On note aujourd’hui une recrudescence de criminalité maritime organisée dans les espaces maritimes ouest africains provoquant une fragilisation de leurs économies. L’insûreté maritime notée dans la sous-région regroupe la piraterie, le terrorisme maritime, les trafics illicites d’êtres humains, de drogues et d’armes, le blanchiment d’argent et surtout la pêche illicite, non déclarée et non réglementée (INN). Le Sénégal n’est pas en reste ; malheureusement il est également le théâtre d’activités maritimes criminelles et organisées. Les infractions de pêche menacent la souveraineté maritime et alimentaire du Sénégal.

A cela s’ajoute l’interrogation d’acteurs sur la nationalité effective de certains navires du Pavillon sénégalais et les accusations sur des bateaux industriels, particulièrement étrangers surexploitant les mers. Selon eux, à cause de cette surpêche et de la raréfaction du poisson, les jeunes pêcheurs ne voudraient plus travailler dans le milieu et se laisseraient tenter par l’émigration clandestine.

De surcroît et pour en revenir au cadre de la lutte contre la pêche illégale, un inspecteur de l’État du Port ou un agent assermenté de l’État qui travaille dans une brigade de surveillance, pourra repérer facilement les navires qui ne sont pas sur la liste publiée des navires de pêche, préparer sa mission de contrôle et procéder à l’arraisonnement du navire si les faits d’illégalité sont avérés ou étayés par des preuves tangibles, relativement aux normes ou règlements fixés par l’État du Port (OMI) ou selon l’accord relatif aux mesures du ressort de l’État du Port (FAO).

Cette publication de la liste des navires permettra ainsi la poursuite du projet stratégique du gouvernement en matière de pêche, de sa gestion durable et transparente des ressources halieutiques, de la lutte contre la criminalité maritime, de la préservation des écosystèmes marins, de l’évaluation de la flotte nationale, des contrats maritimes et des accords de pêche.

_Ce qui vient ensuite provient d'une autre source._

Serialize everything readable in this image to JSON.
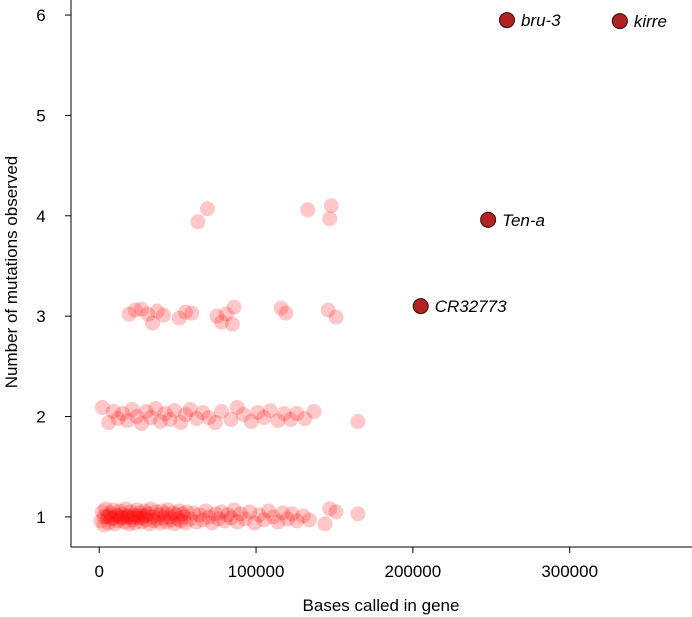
{
  "chart_data": {
    "type": "scatter",
    "title": "",
    "xlabel": "Bases called in gene",
    "ylabel": "Number of mutations observed",
    "xlim": [
      -18000,
      378000
    ],
    "ylim": [
      0.7,
      6.15
    ],
    "xticks": [
      0,
      100000,
      200000,
      300000
    ],
    "yticks": [
      1,
      2,
      3,
      4,
      5,
      6
    ],
    "grid": false,
    "background_color": "#FF0000",
    "highlight_color": "#B22222",
    "background_points": [
      {
        "x": 63000,
        "y": 3.94
      },
      {
        "x": 69000,
        "y": 4.07
      },
      {
        "x": 133000,
        "y": 4.06
      },
      {
        "x": 147000,
        "y": 3.97
      },
      {
        "x": 148000,
        "y": 4.1
      },
      {
        "x": 19000,
        "y": 3.02
      },
      {
        "x": 23000,
        "y": 3.06
      },
      {
        "x": 27000,
        "y": 3.07
      },
      {
        "x": 31000,
        "y": 3.02
      },
      {
        "x": 34000,
        "y": 2.93
      },
      {
        "x": 37000,
        "y": 3.05
      },
      {
        "x": 41000,
        "y": 3.01
      },
      {
        "x": 51000,
        "y": 2.98
      },
      {
        "x": 55000,
        "y": 3.04
      },
      {
        "x": 59000,
        "y": 3.03
      },
      {
        "x": 75000,
        "y": 3.0
      },
      {
        "x": 78000,
        "y": 2.94
      },
      {
        "x": 81000,
        "y": 3.02
      },
      {
        "x": 85000,
        "y": 2.92
      },
      {
        "x": 86000,
        "y": 3.09
      },
      {
        "x": 116000,
        "y": 3.08
      },
      {
        "x": 119000,
        "y": 3.03
      },
      {
        "x": 146000,
        "y": 3.06
      },
      {
        "x": 151000,
        "y": 2.99
      },
      {
        "x": 2000,
        "y": 2.09
      },
      {
        "x": 6000,
        "y": 1.94
      },
      {
        "x": 9000,
        "y": 2.05
      },
      {
        "x": 12000,
        "y": 1.98
      },
      {
        "x": 15000,
        "y": 2.03
      },
      {
        "x": 18000,
        "y": 1.96
      },
      {
        "x": 21000,
        "y": 2.07
      },
      {
        "x": 24000,
        "y": 2.0
      },
      {
        "x": 27000,
        "y": 1.93
      },
      {
        "x": 30000,
        "y": 2.05
      },
      {
        "x": 33000,
        "y": 1.99
      },
      {
        "x": 36000,
        "y": 2.08
      },
      {
        "x": 39000,
        "y": 1.95
      },
      {
        "x": 42000,
        "y": 2.03
      },
      {
        "x": 45000,
        "y": 1.97
      },
      {
        "x": 48000,
        "y": 2.06
      },
      {
        "x": 52000,
        "y": 1.94
      },
      {
        "x": 55000,
        "y": 2.02
      },
      {
        "x": 58000,
        "y": 2.07
      },
      {
        "x": 62000,
        "y": 1.98
      },
      {
        "x": 66000,
        "y": 2.04
      },
      {
        "x": 70000,
        "y": 1.99
      },
      {
        "x": 74000,
        "y": 1.94
      },
      {
        "x": 78000,
        "y": 2.05
      },
      {
        "x": 84000,
        "y": 1.97
      },
      {
        "x": 88000,
        "y": 2.09
      },
      {
        "x": 92000,
        "y": 2.02
      },
      {
        "x": 97000,
        "y": 1.95
      },
      {
        "x": 101000,
        "y": 2.04
      },
      {
        "x": 105000,
        "y": 1.99
      },
      {
        "x": 109000,
        "y": 2.06
      },
      {
        "x": 114000,
        "y": 1.96
      },
      {
        "x": 118000,
        "y": 2.03
      },
      {
        "x": 122000,
        "y": 1.97
      },
      {
        "x": 126000,
        "y": 2.03
      },
      {
        "x": 131000,
        "y": 1.98
      },
      {
        "x": 137000,
        "y": 2.05
      },
      {
        "x": 165000,
        "y": 1.95
      },
      {
        "x": 1000,
        "y": 0.96
      },
      {
        "x": 2000,
        "y": 1.05
      },
      {
        "x": 3000,
        "y": 0.92
      },
      {
        "x": 4000,
        "y": 1.08
      },
      {
        "x": 5000,
        "y": 1.0
      },
      {
        "x": 6000,
        "y": 0.94
      },
      {
        "x": 7000,
        "y": 1.04
      },
      {
        "x": 8000,
        "y": 0.98
      },
      {
        "x": 9000,
        "y": 1.07
      },
      {
        "x": 10000,
        "y": 0.93
      },
      {
        "x": 11000,
        "y": 1.02
      },
      {
        "x": 12000,
        "y": 0.96
      },
      {
        "x": 13000,
        "y": 1.06
      },
      {
        "x": 14000,
        "y": 0.99
      },
      {
        "x": 15000,
        "y": 1.03
      },
      {
        "x": 16000,
        "y": 0.95
      },
      {
        "x": 17000,
        "y": 1.08
      },
      {
        "x": 18000,
        "y": 1.0
      },
      {
        "x": 19000,
        "y": 0.93
      },
      {
        "x": 20000,
        "y": 1.05
      },
      {
        "x": 21000,
        "y": 0.97
      },
      {
        "x": 22000,
        "y": 1.02
      },
      {
        "x": 23000,
        "y": 0.94
      },
      {
        "x": 24000,
        "y": 1.07
      },
      {
        "x": 25000,
        "y": 0.99
      },
      {
        "x": 26000,
        "y": 1.04
      },
      {
        "x": 27000,
        "y": 0.95
      },
      {
        "x": 28000,
        "y": 1.01
      },
      {
        "x": 29000,
        "y": 1.06
      },
      {
        "x": 30000,
        "y": 0.97
      },
      {
        "x": 31000,
        "y": 1.03
      },
      {
        "x": 32000,
        "y": 0.93
      },
      {
        "x": 33000,
        "y": 1.08
      },
      {
        "x": 34000,
        "y": 1.0
      },
      {
        "x": 35000,
        "y": 0.96
      },
      {
        "x": 36000,
        "y": 1.05
      },
      {
        "x": 37000,
        "y": 0.98
      },
      {
        "x": 38000,
        "y": 1.02
      },
      {
        "x": 39000,
        "y": 0.94
      },
      {
        "x": 40000,
        "y": 1.06
      },
      {
        "x": 41000,
        "y": 0.99
      },
      {
        "x": 42000,
        "y": 1.03
      },
      {
        "x": 43000,
        "y": 0.95
      },
      {
        "x": 44000,
        "y": 1.07
      },
      {
        "x": 45000,
        "y": 1.0
      },
      {
        "x": 46000,
        "y": 0.97
      },
      {
        "x": 47000,
        "y": 1.04
      },
      {
        "x": 48000,
        "y": 0.93
      },
      {
        "x": 49000,
        "y": 1.02
      },
      {
        "x": 50000,
        "y": 0.98
      },
      {
        "x": 51000,
        "y": 1.06
      },
      {
        "x": 52000,
        "y": 0.96
      },
      {
        "x": 53000,
        "y": 1.03
      },
      {
        "x": 54000,
        "y": 1.0
      },
      {
        "x": 55000,
        "y": 0.94
      },
      {
        "x": 56000,
        "y": 1.05
      },
      {
        "x": 58000,
        "y": 0.98
      },
      {
        "x": 60000,
        "y": 1.04
      },
      {
        "x": 62000,
        "y": 0.95
      },
      {
        "x": 64000,
        "y": 1.02
      },
      {
        "x": 66000,
        "y": 0.97
      },
      {
        "x": 68000,
        "y": 1.06
      },
      {
        "x": 70000,
        "y": 1.0
      },
      {
        "x": 72000,
        "y": 0.94
      },
      {
        "x": 74000,
        "y": 1.03
      },
      {
        "x": 76000,
        "y": 0.98
      },
      {
        "x": 78000,
        "y": 1.05
      },
      {
        "x": 80000,
        "y": 0.96
      },
      {
        "x": 82000,
        "y": 1.02
      },
      {
        "x": 84000,
        "y": 0.99
      },
      {
        "x": 86000,
        "y": 1.07
      },
      {
        "x": 88000,
        "y": 0.95
      },
      {
        "x": 90000,
        "y": 1.03
      },
      {
        "x": 93000,
        "y": 0.98
      },
      {
        "x": 96000,
        "y": 1.05
      },
      {
        "x": 99000,
        "y": 0.94
      },
      {
        "x": 102000,
        "y": 1.02
      },
      {
        "x": 105000,
        "y": 0.97
      },
      {
        "x": 108000,
        "y": 1.06
      },
      {
        "x": 111000,
        "y": 1.0
      },
      {
        "x": 114000,
        "y": 0.95
      },
      {
        "x": 117000,
        "y": 1.04
      },
      {
        "x": 120000,
        "y": 0.98
      },
      {
        "x": 123000,
        "y": 1.03
      },
      {
        "x": 126000,
        "y": 0.96
      },
      {
        "x": 130000,
        "y": 1.01
      },
      {
        "x": 134000,
        "y": 0.97
      },
      {
        "x": 144000,
        "y": 0.93
      },
      {
        "x": 147000,
        "y": 1.08
      },
      {
        "x": 151000,
        "y": 1.05
      },
      {
        "x": 165000,
        "y": 1.03
      },
      {
        "x": 3000,
        "y": 1.0
      },
      {
        "x": 6000,
        "y": 1.01
      },
      {
        "x": 9000,
        "y": 0.99
      },
      {
        "x": 12000,
        "y": 1.01
      },
      {
        "x": 15000,
        "y": 0.99
      },
      {
        "x": 18000,
        "y": 1.01
      },
      {
        "x": 21000,
        "y": 0.99
      },
      {
        "x": 24000,
        "y": 1.01
      },
      {
        "x": 27000,
        "y": 0.99
      },
      {
        "x": 30000,
        "y": 1.01
      }
    ],
    "highlighted_points": [
      {
        "name": "bru-3",
        "x": 260000,
        "y": 5.95
      },
      {
        "name": "kirre",
        "x": 332000,
        "y": 5.94
      },
      {
        "name": "Ten-a",
        "x": 248000,
        "y": 3.96
      },
      {
        "name": "CR32773",
        "x": 205000,
        "y": 3.1
      }
    ]
  }
}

De la sorte, une Résilience durable et une Transformation pérenne de l’économie bleue de notre Nation, basée sur une confiance accordée par les acteurs et la population, seront assurées.

Médina THIAM

Experte en Développement.

Consultante sur les questions de Résilience Bleue, la Criminalité maritime organisée,

la Sûreté, la Corruption, la Pêche, le Genre dans le secteur maritime et le domaine des pêches.

Administrateur des Affaires maritimes.